Dari sisi perbankan global, CEO Citi Indonesia, Batara Sianturi, mengungkapkan harapannya agar insentif yang mulai berlaku Desember 2025 ini dapat meningkatkan elastisitas antara BI Rate dan suku bunga kredit. Saat ini, elastisitas tersebut baru mencapai sekitar 30%, sehingga diharapkan dapat meningkat demi tercapainya penyaluran kredit yang lebih optimal. “Jadi mudah-mudahan dengan insentif daripada Bank Indonesia ini elastisitas daripada suku bunga kredit kepada BI rate itu akan tercapai juga seperti yang diharapkan,” kata Batara di sela-sela forum Citi Data Centre Day 2025, Jakarta Selatan.

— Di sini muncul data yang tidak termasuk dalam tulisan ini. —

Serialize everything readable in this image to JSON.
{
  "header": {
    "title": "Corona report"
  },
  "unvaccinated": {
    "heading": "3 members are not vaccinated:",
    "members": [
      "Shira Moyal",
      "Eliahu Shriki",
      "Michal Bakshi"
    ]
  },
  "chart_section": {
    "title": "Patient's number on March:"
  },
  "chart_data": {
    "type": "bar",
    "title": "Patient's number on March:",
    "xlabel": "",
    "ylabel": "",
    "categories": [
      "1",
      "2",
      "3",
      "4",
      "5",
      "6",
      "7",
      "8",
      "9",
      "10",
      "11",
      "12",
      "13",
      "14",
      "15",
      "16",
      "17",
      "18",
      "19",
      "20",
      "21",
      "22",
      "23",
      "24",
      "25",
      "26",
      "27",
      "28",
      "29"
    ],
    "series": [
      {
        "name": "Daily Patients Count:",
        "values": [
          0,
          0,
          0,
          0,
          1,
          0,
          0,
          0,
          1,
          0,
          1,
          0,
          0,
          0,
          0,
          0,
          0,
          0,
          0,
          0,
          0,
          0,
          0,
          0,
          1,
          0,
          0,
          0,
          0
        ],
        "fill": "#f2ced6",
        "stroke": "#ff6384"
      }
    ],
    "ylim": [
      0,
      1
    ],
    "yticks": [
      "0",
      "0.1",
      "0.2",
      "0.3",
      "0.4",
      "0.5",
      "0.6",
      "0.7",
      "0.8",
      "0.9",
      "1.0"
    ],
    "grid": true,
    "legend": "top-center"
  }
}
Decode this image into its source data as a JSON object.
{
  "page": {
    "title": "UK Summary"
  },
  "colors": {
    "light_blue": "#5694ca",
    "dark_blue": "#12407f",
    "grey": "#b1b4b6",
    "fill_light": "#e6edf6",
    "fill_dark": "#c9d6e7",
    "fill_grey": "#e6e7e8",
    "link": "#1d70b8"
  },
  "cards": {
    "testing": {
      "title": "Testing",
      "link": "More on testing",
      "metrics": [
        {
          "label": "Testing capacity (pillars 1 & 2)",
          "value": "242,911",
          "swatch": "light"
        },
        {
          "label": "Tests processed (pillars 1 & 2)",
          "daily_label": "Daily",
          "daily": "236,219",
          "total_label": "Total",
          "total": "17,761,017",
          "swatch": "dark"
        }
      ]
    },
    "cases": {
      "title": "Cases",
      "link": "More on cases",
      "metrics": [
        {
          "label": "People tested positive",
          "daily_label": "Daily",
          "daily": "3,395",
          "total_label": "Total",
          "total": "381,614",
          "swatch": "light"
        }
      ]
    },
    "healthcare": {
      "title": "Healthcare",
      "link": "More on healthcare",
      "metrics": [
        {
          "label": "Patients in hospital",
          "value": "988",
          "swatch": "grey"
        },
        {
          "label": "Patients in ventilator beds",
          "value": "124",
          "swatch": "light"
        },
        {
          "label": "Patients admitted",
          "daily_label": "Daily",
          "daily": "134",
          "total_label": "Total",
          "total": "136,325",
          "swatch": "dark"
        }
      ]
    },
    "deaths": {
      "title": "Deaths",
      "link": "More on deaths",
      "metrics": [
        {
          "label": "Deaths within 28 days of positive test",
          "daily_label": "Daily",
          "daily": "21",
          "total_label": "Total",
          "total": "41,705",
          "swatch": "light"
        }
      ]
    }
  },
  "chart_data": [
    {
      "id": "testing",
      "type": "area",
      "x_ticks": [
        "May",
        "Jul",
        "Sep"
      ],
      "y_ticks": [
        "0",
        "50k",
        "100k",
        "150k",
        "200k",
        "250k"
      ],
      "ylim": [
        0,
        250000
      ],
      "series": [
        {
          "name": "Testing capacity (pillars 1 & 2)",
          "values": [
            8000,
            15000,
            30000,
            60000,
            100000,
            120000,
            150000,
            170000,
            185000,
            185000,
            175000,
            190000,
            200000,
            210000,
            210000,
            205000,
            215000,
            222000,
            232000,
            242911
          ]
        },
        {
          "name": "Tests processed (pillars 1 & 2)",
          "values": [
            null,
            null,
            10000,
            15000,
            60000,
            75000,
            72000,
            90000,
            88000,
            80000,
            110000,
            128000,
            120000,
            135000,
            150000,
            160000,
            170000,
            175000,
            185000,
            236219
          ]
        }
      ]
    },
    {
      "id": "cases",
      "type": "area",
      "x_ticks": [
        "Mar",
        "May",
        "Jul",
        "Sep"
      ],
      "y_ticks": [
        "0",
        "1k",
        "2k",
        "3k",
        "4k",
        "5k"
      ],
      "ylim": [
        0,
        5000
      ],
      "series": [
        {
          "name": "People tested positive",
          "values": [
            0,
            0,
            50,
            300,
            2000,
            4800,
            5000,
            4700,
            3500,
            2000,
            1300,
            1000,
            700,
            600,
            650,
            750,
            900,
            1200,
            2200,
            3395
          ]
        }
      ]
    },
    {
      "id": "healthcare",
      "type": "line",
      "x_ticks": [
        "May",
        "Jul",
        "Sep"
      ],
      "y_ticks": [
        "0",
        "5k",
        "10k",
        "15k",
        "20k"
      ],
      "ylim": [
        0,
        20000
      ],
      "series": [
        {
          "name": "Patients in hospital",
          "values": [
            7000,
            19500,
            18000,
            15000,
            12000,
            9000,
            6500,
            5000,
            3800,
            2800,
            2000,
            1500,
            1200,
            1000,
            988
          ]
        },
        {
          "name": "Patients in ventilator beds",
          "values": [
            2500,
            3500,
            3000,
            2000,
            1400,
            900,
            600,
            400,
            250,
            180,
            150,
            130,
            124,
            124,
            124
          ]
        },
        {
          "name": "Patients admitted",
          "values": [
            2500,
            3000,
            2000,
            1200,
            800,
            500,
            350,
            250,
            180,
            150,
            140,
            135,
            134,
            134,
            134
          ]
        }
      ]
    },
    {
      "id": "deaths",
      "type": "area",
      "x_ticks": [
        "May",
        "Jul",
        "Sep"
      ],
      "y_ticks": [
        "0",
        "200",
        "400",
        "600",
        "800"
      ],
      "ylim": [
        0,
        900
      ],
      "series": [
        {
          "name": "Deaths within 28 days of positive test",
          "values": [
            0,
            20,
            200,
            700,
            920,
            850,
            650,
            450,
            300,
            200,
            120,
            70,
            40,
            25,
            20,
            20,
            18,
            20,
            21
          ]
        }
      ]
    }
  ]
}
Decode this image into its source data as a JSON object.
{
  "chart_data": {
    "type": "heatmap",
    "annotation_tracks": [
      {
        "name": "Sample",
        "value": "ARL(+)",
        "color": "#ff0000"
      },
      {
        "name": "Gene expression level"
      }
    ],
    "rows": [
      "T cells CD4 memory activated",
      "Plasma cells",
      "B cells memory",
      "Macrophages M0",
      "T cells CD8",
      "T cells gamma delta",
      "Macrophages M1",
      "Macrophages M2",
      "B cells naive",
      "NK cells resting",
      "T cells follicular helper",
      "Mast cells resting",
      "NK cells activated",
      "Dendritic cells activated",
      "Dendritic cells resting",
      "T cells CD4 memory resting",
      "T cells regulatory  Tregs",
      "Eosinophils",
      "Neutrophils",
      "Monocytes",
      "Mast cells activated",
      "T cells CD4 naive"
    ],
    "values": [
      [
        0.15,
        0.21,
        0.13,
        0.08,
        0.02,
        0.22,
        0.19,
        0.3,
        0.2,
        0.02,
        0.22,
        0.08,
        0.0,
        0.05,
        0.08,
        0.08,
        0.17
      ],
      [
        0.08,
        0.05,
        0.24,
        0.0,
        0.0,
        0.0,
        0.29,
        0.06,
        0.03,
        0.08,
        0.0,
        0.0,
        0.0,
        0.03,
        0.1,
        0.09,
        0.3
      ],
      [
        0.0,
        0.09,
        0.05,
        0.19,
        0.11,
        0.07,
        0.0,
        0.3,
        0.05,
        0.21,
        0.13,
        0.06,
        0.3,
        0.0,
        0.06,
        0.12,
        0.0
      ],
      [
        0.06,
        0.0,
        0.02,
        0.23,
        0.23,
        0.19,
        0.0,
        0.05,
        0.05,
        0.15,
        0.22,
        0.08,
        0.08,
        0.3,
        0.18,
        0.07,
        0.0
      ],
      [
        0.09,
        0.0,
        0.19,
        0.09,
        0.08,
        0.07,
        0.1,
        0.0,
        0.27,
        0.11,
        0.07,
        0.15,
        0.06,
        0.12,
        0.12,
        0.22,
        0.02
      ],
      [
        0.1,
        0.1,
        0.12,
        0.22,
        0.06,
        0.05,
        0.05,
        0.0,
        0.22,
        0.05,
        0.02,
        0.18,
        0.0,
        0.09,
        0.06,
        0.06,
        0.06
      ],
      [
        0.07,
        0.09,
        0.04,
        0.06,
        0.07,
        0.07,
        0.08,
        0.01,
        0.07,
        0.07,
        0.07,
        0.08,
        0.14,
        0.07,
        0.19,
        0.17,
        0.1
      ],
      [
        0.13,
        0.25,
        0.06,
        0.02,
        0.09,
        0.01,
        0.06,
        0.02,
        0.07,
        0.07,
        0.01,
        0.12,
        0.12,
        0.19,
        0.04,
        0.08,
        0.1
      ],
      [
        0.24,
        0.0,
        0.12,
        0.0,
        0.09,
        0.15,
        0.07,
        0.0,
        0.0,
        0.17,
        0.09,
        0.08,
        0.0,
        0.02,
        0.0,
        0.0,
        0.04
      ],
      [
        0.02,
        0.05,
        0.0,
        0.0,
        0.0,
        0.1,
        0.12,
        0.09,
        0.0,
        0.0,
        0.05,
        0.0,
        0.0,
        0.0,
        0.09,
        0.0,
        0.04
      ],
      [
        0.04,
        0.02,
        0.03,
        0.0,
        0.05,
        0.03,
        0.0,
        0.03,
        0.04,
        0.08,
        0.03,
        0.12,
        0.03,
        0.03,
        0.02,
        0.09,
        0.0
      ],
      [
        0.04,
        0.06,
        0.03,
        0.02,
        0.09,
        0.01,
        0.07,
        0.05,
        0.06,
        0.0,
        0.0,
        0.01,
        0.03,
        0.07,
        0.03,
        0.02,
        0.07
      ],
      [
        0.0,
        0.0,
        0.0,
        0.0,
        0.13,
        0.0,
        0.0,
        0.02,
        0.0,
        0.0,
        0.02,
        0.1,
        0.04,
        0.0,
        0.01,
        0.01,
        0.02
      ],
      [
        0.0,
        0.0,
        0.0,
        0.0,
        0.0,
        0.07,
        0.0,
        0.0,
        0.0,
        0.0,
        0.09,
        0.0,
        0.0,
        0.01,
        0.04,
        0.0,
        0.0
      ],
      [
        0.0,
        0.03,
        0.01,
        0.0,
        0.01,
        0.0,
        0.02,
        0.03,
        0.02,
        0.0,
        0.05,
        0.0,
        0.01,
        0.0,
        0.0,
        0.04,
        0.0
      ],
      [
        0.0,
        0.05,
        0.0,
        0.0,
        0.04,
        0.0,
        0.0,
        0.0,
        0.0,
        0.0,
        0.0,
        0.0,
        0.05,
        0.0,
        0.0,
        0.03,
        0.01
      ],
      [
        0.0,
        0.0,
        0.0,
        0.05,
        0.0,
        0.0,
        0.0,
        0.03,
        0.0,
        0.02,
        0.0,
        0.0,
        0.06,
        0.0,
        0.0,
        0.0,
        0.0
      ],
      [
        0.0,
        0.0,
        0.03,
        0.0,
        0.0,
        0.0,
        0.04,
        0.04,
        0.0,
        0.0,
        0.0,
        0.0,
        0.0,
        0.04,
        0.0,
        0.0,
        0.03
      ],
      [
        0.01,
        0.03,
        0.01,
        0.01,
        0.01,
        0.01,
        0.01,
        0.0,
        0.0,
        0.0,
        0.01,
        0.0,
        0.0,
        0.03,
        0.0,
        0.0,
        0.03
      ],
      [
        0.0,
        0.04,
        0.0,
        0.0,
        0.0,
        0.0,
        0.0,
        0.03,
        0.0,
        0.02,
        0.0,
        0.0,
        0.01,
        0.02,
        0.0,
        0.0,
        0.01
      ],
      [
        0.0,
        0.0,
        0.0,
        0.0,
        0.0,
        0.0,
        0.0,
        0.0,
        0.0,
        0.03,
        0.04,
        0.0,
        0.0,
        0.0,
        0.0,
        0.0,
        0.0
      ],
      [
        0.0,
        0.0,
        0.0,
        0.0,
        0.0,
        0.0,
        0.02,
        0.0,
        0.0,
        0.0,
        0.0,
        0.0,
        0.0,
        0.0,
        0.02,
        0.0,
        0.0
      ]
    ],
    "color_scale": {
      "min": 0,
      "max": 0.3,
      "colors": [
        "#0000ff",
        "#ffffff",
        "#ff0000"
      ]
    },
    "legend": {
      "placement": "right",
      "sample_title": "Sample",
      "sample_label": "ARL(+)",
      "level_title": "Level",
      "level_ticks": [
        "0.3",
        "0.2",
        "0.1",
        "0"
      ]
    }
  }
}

Secara lebih rinci, kebijakan insentif likuiditas makroprudensial ini diperkuat oleh otoritas moneter dengan berbasis kinerja dan berorientasi ke depan. Insentif akan diberikan kepada bank yang menunjukkan komitmen kuat dalam menyalurkan kredit atau pembiayaan kepada sektor-sektor tertentu (disebut lending channel) dan menetapkan suku bunga kredit/pembiayaan yang selaras dengan arah kebijakan suku bunga Bank Indonesia (disebut interest rate channel).
Adapun sektor-sektor tertentu yang menjadi sasaran penyaluran kredit atau pembiayaan untuk mendapatkan insentif ini meliputi pertanian, industri, dan hilirisasi; jasa, termasuk sektor kreatif; konstruksi, real estat, dan perumahan; serta UMKM, koperasi, inklusi, dan sektor berkelanjutan. Bentuk insentif KLM yang dapat diterima bank terbagi menjadi dua: insentif lending channel yang maksimal sebesar 5% dari dana pihak ketiga (DPK), dan insentif interest rate channel yang maksimal sebesar 0,5% dari DPK. Dengan demikian, total insentif yang dapat diterima bank mencapai puncaknya hingga 5,5% dari DPK. Penting untuk dicatat bahwa besaran insentif pada lending channel juga akan memperhitungkan faktor penyesuaian berdasarkan realisasi pertumbuhan kredit/pembiayaan dibandingkan dengan komitmen yang telah ditetapkan di periode sebelumnya. Sementara itu, pengukuran insentif suku bunga kredit/pembiayaan (interest rate channel) akan didasarkan pada kecepatan bank dalam menyesuaikan suku bunga kredit/pembiayaan baru terhadap kebijakan suku bunga BI.